In principle, the Issuer will not be a party to any such arrangements with investors and, accordingly, this Private Placement Memorandum does not (and any Final Terms will not) contain any information as to such arrangements for the acquisition, offer or sale of the Notes and an investor must obtain such information from his counterparty.
This Private Placement Memorandum has not been prepared on the basis that the Notes may be offered to the public in any Member State of the European Union and/or the European Economic Area. This Private Placement Memorandum will be published on the website (the “Website”) created for and on behalf of the Issuer (www.frictionless.markets).

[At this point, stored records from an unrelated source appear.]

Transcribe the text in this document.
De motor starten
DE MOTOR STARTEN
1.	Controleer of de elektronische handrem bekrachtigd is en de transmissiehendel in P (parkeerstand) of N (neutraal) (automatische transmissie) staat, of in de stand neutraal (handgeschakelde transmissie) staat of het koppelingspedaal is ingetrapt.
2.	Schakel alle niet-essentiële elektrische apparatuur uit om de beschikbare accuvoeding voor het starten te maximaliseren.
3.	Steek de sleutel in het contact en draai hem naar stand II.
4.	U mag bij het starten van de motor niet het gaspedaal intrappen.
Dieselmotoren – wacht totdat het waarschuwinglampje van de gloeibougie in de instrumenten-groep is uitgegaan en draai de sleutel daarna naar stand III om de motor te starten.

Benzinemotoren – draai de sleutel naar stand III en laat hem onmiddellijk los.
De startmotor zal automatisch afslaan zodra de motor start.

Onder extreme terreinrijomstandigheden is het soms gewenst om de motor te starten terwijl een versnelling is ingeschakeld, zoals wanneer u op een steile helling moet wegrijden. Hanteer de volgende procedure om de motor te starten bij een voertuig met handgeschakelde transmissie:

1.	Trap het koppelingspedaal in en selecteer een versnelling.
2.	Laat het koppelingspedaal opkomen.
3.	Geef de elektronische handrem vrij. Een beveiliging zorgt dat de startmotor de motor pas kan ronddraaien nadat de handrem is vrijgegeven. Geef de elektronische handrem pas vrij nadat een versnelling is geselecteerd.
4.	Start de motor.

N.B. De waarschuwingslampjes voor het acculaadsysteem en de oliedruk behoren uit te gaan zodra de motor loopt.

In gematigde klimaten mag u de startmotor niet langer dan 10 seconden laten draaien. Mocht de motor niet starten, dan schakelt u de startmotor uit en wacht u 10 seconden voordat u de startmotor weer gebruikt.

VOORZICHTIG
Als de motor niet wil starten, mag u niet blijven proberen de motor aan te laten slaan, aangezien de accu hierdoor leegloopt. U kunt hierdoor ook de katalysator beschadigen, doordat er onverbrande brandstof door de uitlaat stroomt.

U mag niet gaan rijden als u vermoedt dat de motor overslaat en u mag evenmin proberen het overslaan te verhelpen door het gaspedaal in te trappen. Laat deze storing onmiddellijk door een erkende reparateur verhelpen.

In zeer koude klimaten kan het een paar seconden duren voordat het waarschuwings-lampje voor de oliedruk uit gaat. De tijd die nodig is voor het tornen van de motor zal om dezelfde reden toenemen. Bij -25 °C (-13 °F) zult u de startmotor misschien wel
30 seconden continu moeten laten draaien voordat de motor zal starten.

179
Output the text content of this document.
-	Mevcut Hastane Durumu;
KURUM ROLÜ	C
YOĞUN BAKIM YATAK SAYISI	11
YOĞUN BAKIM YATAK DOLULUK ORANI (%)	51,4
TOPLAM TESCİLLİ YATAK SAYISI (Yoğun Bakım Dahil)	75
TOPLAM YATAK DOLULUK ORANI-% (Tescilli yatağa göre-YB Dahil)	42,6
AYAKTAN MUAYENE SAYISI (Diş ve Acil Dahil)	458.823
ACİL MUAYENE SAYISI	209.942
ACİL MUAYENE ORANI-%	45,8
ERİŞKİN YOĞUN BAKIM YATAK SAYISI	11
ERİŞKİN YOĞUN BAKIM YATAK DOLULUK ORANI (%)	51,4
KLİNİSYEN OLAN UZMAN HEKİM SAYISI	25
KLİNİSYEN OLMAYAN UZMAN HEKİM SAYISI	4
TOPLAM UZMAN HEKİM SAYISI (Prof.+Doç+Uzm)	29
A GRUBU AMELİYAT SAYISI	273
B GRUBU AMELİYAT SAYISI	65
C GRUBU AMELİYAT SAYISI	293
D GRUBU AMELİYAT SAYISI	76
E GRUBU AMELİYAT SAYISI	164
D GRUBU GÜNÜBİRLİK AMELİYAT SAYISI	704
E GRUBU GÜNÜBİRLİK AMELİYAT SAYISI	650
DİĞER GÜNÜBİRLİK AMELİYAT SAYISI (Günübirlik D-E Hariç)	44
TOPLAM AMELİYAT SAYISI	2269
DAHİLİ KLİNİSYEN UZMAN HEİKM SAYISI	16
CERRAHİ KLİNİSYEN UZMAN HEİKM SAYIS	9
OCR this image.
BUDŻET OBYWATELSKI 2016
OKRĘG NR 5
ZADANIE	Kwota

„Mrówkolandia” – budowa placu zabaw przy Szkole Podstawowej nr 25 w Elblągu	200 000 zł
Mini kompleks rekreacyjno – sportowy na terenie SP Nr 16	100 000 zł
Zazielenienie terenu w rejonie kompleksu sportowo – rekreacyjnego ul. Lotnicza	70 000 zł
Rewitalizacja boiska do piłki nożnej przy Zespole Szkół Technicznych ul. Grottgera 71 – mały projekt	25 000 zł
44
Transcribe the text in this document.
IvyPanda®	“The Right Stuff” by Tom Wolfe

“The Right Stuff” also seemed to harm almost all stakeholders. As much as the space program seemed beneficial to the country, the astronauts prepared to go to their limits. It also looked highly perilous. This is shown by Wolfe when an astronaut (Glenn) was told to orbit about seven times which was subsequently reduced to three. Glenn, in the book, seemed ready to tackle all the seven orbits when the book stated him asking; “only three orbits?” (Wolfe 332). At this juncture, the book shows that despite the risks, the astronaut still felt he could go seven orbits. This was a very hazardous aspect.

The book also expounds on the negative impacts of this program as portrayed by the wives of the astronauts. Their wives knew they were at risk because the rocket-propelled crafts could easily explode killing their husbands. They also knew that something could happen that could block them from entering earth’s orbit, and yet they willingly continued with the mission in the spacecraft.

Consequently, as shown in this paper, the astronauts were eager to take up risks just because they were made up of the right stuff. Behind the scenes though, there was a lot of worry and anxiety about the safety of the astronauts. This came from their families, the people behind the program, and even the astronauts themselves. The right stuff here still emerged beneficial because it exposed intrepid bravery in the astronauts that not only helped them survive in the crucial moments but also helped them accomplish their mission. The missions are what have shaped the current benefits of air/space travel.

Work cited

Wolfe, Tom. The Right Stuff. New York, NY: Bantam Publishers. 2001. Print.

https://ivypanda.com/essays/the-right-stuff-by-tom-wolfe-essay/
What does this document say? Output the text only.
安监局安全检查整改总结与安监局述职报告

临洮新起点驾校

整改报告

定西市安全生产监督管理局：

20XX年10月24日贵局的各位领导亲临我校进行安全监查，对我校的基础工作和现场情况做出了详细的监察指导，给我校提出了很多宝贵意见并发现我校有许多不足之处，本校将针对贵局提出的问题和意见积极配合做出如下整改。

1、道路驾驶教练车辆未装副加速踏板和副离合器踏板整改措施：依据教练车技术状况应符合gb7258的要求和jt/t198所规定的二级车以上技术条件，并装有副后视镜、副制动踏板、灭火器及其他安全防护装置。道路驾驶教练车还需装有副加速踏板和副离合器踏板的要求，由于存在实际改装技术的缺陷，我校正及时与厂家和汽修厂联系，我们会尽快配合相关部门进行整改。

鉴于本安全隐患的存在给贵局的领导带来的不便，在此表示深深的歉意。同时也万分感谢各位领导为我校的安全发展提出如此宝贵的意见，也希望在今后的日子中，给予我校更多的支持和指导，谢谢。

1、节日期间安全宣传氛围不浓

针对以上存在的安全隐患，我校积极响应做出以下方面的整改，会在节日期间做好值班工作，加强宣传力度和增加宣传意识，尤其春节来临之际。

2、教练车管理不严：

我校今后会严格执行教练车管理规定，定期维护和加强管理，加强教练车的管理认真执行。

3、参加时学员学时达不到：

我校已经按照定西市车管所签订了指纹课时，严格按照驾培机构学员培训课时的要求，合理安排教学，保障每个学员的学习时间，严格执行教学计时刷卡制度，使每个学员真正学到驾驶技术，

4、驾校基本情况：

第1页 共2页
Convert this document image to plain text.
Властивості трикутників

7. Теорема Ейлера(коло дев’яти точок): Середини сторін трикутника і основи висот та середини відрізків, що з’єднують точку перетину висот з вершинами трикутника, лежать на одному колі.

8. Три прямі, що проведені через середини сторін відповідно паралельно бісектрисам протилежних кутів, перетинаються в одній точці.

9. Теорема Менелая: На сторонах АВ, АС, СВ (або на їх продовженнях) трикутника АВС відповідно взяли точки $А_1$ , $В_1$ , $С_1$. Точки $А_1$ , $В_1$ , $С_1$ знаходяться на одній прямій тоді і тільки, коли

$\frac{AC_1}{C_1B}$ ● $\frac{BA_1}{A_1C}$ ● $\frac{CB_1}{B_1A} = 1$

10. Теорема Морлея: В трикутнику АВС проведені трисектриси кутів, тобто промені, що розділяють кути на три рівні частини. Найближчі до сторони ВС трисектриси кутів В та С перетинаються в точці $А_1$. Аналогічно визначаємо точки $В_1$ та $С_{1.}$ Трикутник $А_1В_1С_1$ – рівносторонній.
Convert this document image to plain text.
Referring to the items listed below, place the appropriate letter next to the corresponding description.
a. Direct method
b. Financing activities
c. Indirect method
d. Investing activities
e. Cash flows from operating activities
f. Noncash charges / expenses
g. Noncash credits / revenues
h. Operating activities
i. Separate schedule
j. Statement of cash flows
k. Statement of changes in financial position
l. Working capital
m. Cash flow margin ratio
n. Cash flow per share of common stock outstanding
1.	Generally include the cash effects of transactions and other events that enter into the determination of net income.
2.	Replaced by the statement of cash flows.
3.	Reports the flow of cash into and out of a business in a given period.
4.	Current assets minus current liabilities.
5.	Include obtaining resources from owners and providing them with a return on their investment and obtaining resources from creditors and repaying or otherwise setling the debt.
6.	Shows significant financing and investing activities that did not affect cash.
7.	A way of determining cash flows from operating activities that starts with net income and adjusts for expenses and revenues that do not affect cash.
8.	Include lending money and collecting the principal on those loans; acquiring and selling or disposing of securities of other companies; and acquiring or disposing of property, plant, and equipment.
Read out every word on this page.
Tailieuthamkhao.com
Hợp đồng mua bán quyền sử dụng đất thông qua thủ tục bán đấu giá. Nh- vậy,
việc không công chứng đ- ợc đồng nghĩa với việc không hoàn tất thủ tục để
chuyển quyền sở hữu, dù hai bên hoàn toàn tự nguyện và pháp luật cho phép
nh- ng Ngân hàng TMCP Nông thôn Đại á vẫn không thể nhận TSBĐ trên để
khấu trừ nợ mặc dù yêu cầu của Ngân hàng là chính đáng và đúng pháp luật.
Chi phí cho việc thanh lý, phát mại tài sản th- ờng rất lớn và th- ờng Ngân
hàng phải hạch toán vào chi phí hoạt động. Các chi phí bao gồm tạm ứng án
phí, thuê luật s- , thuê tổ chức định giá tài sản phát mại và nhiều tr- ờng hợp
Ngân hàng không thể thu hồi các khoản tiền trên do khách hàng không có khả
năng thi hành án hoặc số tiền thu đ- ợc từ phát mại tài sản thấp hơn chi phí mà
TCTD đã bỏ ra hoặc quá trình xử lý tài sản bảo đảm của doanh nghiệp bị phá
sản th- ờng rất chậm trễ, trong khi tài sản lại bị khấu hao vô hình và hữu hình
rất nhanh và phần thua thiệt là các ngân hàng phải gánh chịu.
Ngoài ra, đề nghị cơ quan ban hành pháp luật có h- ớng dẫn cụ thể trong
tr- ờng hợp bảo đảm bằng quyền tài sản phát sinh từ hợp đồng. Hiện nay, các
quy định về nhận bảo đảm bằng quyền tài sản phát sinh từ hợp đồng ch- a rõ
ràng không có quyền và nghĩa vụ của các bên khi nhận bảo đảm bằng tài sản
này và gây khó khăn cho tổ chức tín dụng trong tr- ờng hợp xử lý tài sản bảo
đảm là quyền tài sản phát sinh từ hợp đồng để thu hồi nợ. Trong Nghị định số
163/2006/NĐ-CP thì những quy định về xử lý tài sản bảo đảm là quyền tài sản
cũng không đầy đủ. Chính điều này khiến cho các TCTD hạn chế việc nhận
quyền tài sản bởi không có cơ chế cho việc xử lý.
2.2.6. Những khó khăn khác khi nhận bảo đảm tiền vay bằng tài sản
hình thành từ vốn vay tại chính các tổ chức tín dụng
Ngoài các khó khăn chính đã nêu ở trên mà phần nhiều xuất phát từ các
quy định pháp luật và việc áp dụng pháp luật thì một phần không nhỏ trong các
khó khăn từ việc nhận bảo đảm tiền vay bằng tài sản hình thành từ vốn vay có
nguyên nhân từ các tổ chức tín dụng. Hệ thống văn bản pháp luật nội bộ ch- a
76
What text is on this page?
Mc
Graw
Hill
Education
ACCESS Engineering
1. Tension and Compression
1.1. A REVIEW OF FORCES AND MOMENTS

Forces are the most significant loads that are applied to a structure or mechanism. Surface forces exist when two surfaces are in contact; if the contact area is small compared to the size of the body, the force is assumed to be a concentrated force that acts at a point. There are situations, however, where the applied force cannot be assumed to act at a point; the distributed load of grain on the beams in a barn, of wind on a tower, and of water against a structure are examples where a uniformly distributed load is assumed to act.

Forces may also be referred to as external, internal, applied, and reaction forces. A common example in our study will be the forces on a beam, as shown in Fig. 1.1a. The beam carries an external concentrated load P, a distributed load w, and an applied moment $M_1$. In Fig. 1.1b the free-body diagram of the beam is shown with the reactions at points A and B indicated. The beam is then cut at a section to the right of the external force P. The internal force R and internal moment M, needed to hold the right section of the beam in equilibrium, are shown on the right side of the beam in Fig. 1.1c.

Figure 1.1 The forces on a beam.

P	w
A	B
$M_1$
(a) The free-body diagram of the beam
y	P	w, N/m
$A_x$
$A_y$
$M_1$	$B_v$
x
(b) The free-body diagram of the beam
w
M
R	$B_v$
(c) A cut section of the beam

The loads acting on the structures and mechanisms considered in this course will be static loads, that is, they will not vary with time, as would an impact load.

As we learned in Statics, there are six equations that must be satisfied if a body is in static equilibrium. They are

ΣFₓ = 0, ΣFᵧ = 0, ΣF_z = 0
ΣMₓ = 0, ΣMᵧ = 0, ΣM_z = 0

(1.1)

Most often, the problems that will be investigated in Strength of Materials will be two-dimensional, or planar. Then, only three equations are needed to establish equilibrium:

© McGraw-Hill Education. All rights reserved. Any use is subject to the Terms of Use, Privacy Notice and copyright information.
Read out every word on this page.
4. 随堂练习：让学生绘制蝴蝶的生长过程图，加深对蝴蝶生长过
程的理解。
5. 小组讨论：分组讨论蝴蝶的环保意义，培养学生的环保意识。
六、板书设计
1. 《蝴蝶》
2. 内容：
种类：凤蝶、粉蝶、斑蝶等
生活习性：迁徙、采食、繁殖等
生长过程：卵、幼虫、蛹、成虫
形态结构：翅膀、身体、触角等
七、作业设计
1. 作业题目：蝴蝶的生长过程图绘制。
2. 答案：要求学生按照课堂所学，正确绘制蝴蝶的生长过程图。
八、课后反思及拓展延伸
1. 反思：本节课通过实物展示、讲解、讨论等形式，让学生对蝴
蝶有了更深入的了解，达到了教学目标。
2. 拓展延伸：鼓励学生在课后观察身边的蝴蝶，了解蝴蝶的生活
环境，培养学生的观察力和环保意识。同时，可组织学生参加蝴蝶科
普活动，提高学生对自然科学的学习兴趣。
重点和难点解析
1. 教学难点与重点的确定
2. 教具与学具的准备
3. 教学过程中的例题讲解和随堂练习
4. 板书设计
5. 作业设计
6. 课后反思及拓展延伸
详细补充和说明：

Copies of this Private Placement Memorandum can also be obtained (by prior appointment and during standard business hours) at the registered office of the Issuer and - if any appointed - the office of the Paying Agent (the "Paying Agent") at the address given at the end of this Private Placement Memorandum.
Neither the Security Trustee (as defined in the Section related to the OVERVIEW OF THE PROGRAMME) nor the Paying Agent, any calculation agent appointed or any custodian appointed (together, the "Agents") nor any of their respective directors, affiliates, advisers or agents has made an independent verification of the information contained in this Private Placement Memorandum in connection with the issue or offering of Notes and no representation or warranty, express or implied, is made by the Security Trustee, the Agents or any of their respective directors, employees, affiliates, advisers or agents with respect to the accuracy or completeness of such information.
Nothing contained in this Private Placement Memorandum is to be construed as, or shall be relied upon as, a promise, warranty or representation, whether to the past or the future, by the Security Trustee, the Agents or any of their respective directors, employees, affiliates, advisers or agents in any respect.
All references in this document to "€", "euros" and "EUR", are to the lawful currency of the Member States of the European Union that have adopted or adopted the single currency in accordance with the Treaty establishing the European Community, as amended, and all references to "£", "pounds", "pounds sterling" and "GBP" are to the lawful currency of the United Kingdom and to "$", "US$", "dollars", "U.S. dollars" and "USD" are to the lawful currency of the United States of America. This list of currencies is not meant to be exhaustive.
The Issuer may issue Notes in any currency available as long as they are eligible under rules set out by the Clearing Systems.
The currency of issuance will be indicated in the Final Terms.
When the Notes will have to be issued in NGN form to be eligible as collateral for Eurosystem intra-day credit and monetary policy the Notes will mandatorily be denominated in Euro.